I think I'm avoiding the obvious answer - telling Job B up front that as long as Job A clears out on time, we'll be there, but if it doesn't we're going to be starting later than we thought. And we'll probably lose jobs if we say that, but at least they won't be pissed at us. Let them make the decision, with that schedule risk in mind, that way when it does go bad, they know it was a potential outcome.
 

·
Structural Engineer
Joined
·
513 Posts
Discussion Starter · #10 ·
It all came to a head about 2 hours ago at "Job A". The site that was generating the changes flung another big one on us. So when I left that site I had to call the client next on the schedule. We were supposed to be there last week, then I had to tell him this week, and an hour ago I had to tell him January. I was expecting to catch hell and lose the project altogether. But wouldn't you know it, he was ok with it. "I actually want to add about 30% more to the scope of work, but don't worry, we'll work with you on the schedule, January is fine." :eek:

I have to remember - every problem is an opportunity. The problem at Job A was too much work. Which really isn't all that bad of a position to be in. And Job B was gracious enough to say "sure, come in January." So now I can flood resources over to Job A to make a big show and get all the punch list items and extra work done.
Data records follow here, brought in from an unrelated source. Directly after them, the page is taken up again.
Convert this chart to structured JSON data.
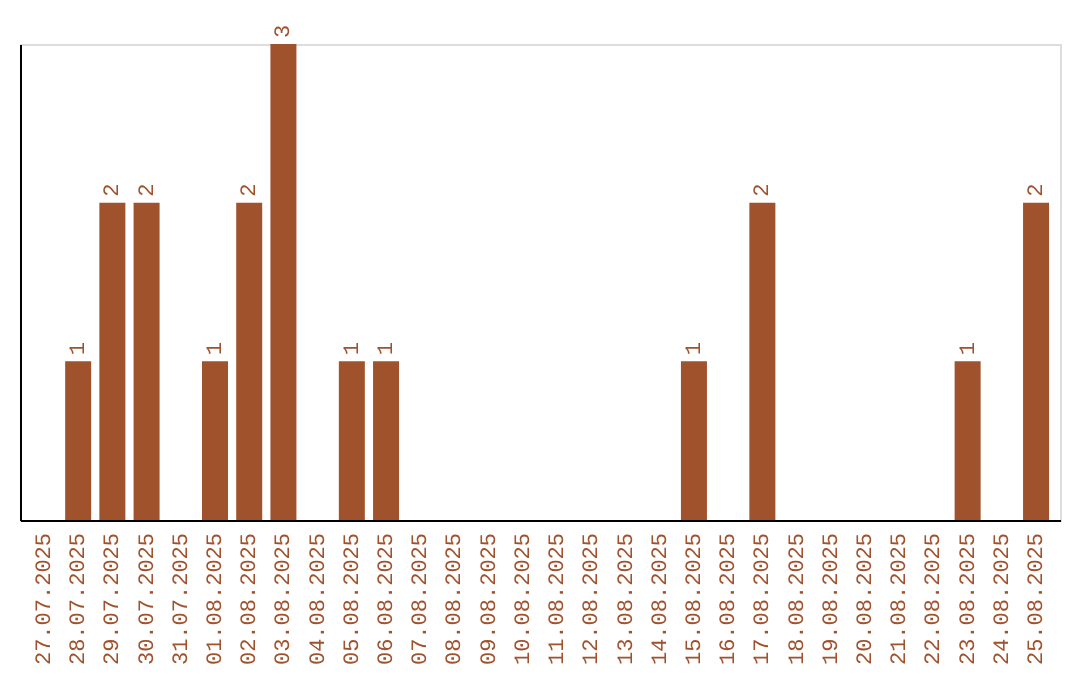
{
  "chart_data": {
    "type": "bar",
    "categories": [
      "27.07.2025",
      "28.07.2025",
      "29.07.2025",
      "30.07.2025",
      "31.07.2025",
      "01.08.2025",
      "02.08.2025",
      "03.08.2025",
      "04.08.2025",
      "05.08.2025",
      "06.08.2025",
      "07.08.2025",
      "08.08.2025",
      "09.08.2025",
      "10.08.2025",
      "11.08.2025",
      "12.08.2025",
      "13.08.2025",
      "14.08.2025",
      "15.08.2025",
      "16.08.2025",
      "17.08.2025",
      "18.08.2025",
      "19.08.2025",
      "20.08.2025",
      "21.08.2025",
      "22.08.2025",
      "23.08.2025",
      "24.08.2025",
      "25.08.2025"
    ],
    "values": [
      0,
      1,
      2,
      2,
      0,
      1,
      2,
      3,
      0,
      1,
      1,
      0,
      0,
      0,
      0,
      0,
      0,
      0,
      0,
      1,
      0,
      2,
      0,
      0,
      0,
      0,
      0,
      1,
      0,
      2
    ],
    "value_labels": [
      null,
      "1",
      "2",
      "2",
      null,
      "1",
      "2",
      "3",
      null,
      "1",
      "1",
      null,
      null,
      null,
      null,
      null,
      null,
      null,
      null,
      "1",
      null,
      "2",
      null,
      null,
      null,
      null,
      null,
      "1",
      null,
      "2"
    ],
    "color": "#a0522d",
    "tick_labels": "x"
  }
}
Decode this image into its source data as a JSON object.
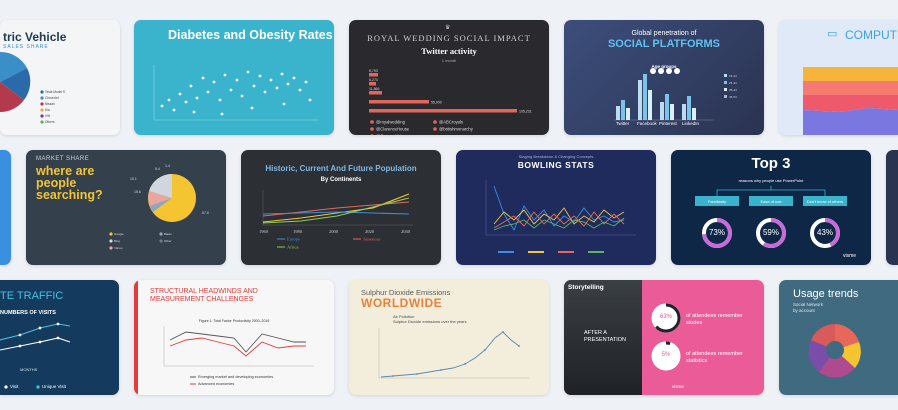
{
  "gallery": {
    "cards": [
      {
        "title": "tric Vehicle",
        "subtitle": "SALES SHARE"
      },
      {
        "title": "Diabetes and Obesity Rates"
      },
      {
        "title": "ROYAL WEDDING SOCIAL IMPACT",
        "subtitle": "Twitter activity",
        "note": "1 month",
        "bars": [
          {
            "label": "8,793",
            "value": 8793
          },
          {
            "label": "6,274",
            "value": 6274
          },
          {
            "label": "11,866",
            "value": 11866
          },
          {
            "label": "55,000",
            "value": 55000
          },
          {
            "label": "195,231",
            "value": 195231
          }
        ],
        "legend": [
          "@royalwedding",
          "@ABCroyals",
          "@ClarenceHouse",
          "@britishmonarchy",
          "@Queen_UK"
        ]
      },
      {
        "title_line1": "Global penetration of",
        "title_line2": "SOCIAL PLATFORMS",
        "subtitle": "Age groups",
        "categories": [
          "Twitter",
          "Facebook",
          "Pinterest",
          "LinkedIn"
        ]
      },
      {
        "title": "COMPUTER"
      },
      {
        "label": "MARKET SHARE",
        "title_line1": "where are",
        "title_line2": "people",
        "title_line3": "searching?",
        "slices": [
          {
            "label": "67.5",
            "value": 67.5
          },
          {
            "label": "15.6",
            "value": 15.6
          },
          {
            "label": "10.1",
            "value": 10.1
          },
          {
            "label": "5.4",
            "value": 5.4
          },
          {
            "label": "1.4",
            "value": 1.4
          }
        ]
      },
      {
        "title": "Historic, Current And Future Population",
        "subtitle": "By Continents",
        "ticks": [
          "1960",
          "1980",
          "2000",
          "2020",
          "2040"
        ],
        "legend": [
          "Europe",
          "Americas",
          "Africa"
        ]
      },
      {
        "title_small": "Staging Breakdown & Changing Concepts",
        "title": "BOWLING STATS"
      },
      {
        "title": "Top 3",
        "subtitle": "reasons why people use PowerPoint",
        "items": [
          {
            "label": "Familiarity",
            "value": "73%"
          },
          {
            "label": "Ease of use",
            "value": "59%"
          },
          {
            "label": "Don't know of others",
            "value": "43%"
          }
        ],
        "brand": "visme"
      },
      {
        "title": "TE TRAFFIC",
        "subtitle": "NUMBERS OF VISITS",
        "xlabel": "MONTHS",
        "legend": [
          "Visit",
          "Unique Visit"
        ]
      },
      {
        "title_line1": "STRUCTURAL HEADWINDS AND",
        "title_line2": "MEASUREMENT CHALLENGES",
        "chart_title": "Figure 1: Total Factor Productivity 2000–2016",
        "legend": [
          "Emerging market and developing economies",
          "Advanced economies"
        ]
      },
      {
        "title": "Sulphur Dioxide Emissions",
        "title_big": "WORLDWIDE",
        "subtitle1": "Air Pollution",
        "subtitle2": "Sulphur Dioxide emissions over the years"
      },
      {
        "label": "Storytelling",
        "stat1": "of attendees remember stories",
        "stat2": "of attendees remember statistics",
        "bubble1": "63%",
        "bubble2": "5%",
        "caption_line1": "AFTER A",
        "caption_line2": "PRESENTATION",
        "brand": "visme"
      },
      {
        "title": "Usage trends",
        "subtitle_line1": "Social Network",
        "subtitle_line2": "by account"
      }
    ]
  },
  "colors": {
    "page_bg": "#eef1f6",
    "teal": "#3aafc9",
    "navy": "#1b1f3a",
    "coral": "#e8675b",
    "yellow": "#f4c531",
    "visme_blue": "#0e5ba8"
  }
}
My one foreman is ready to FREAK from the stress, though. He saw me nodding my head "yes I'll get that done in time" at Job A, and just freaked when the client left the room. I had to tell him "take a deep breath, and you worry about the welds in these two areas, and I'll worry about getting a crew in to do everything else."
 

·
Project Manager
Joined
·
2,642 Posts
It all came to a head about 2 hours ago at "Job A". The site that was generating the changes flung another big one on us. So when I left that site I had to call the client next on the schedule. We were supposed to be there last week, then I had to tell him this week, and an hour ago I had to tell him January. I was expecting to catch hell and lose the project altogether. But wouldn't you know it, he was ok with it. "I actually want to add about 30% more to the scope of work, but don't worry, we'll work with you on the schedule, January is fine." :eek:

I have to remember - every problem is an opportunity. The problem at Job A was too much work. Which really isn't all that bad of a position to be in. And Job B was gracious enough to say "sure, come in January." So now I can flood resources over to Job A to make a big show and get all the punch list items and extra work done.

My one foreman is ready to FREAK from the stress, though. He saw me nodding my head "yes I'll get that done in time" at Job A, and just freaked when the client left the room. I had to tell him "take a deep breath, and you worry about the welds in these two areas, and I'll worry about getting a crew in to do everything else."


Now, you just have to head off any problems after this job (since they are adding 30% more work), and delay the next job start.